The Do-Deca-Pentathlon—movie review

The Duplass Brothers, Jay and Mark, made their reputation with a series of barely-there indie movies that first attracted attention at the South by Southwest festival. Since then they’ve made films like Cyrus and Jeff, Who Lives at Home with well-known actors, using the same improv techniques that built their reputation. Fortunately, their micro-budget movie The Do-Deca-Pentathlon, which they shot a few years ago, is finally opening in theaters.

Steve Zissis and Mark Kelly play siblings who haven’t gotten along, or even spoken, for years because of a long-standing rivalry that began when they were teenagers and created their own 25-event mini-Olympics competition they dubbed the do-deca-pentathlon. It ended in a tie, which tore their relationship apart. When bachelor Kelly shows up unexpectedly at his brother’s birthday party they try to get along for their family’s sake, but they both know they won’t be happy unless they revive the competitive games and settle the score once and for all.

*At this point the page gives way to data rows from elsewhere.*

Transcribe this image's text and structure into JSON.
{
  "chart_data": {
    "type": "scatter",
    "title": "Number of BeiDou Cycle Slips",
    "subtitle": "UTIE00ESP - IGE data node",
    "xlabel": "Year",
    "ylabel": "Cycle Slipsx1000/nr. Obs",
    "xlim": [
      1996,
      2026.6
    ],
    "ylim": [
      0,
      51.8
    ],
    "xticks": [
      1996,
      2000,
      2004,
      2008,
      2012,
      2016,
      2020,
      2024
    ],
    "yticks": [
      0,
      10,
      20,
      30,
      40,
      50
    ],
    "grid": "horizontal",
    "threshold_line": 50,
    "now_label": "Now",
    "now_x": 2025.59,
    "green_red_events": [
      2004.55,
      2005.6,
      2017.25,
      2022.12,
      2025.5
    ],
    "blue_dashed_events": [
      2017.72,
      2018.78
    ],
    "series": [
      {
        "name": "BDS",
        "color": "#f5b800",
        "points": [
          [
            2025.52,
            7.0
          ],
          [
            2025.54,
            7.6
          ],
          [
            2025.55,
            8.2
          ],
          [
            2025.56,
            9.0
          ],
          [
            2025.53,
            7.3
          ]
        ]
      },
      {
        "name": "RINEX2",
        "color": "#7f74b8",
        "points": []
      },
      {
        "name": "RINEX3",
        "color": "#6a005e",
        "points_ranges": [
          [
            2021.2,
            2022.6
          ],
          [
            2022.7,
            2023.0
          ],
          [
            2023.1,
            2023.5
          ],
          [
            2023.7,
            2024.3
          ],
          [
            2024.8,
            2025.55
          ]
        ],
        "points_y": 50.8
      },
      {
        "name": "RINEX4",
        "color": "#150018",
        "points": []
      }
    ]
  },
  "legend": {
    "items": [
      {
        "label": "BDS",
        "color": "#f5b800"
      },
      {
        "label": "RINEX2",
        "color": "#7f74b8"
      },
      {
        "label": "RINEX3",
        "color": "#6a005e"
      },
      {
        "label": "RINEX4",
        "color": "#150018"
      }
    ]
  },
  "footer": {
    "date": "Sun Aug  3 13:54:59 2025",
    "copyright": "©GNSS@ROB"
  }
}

This may seem like DIY moviemaking with unknown actors—and it is—but it’s also honest, observant, and funny in a way most big Hollywood comedies aren’t. I like everything about The Do-Deca-Pentathlon, including the fact that it’s small in scale. If you’re looking for special effects or explosions, you’ll have to look elsewhere: this is a comedy about real people. The film is just 76 minutes long, but I left the theater feeling nourished and satisfied. I know Mark Duplass is pursuing an acting career (with three movies in theaters right now: People Like Us, Your Sister’s Sister, and Safety Not Guaranteed), but I hope he and his brother never stop making their own inventive, highly personal films.

The Do-Deca-Pentathlon is available for digital download and on Blu-ray and DVD.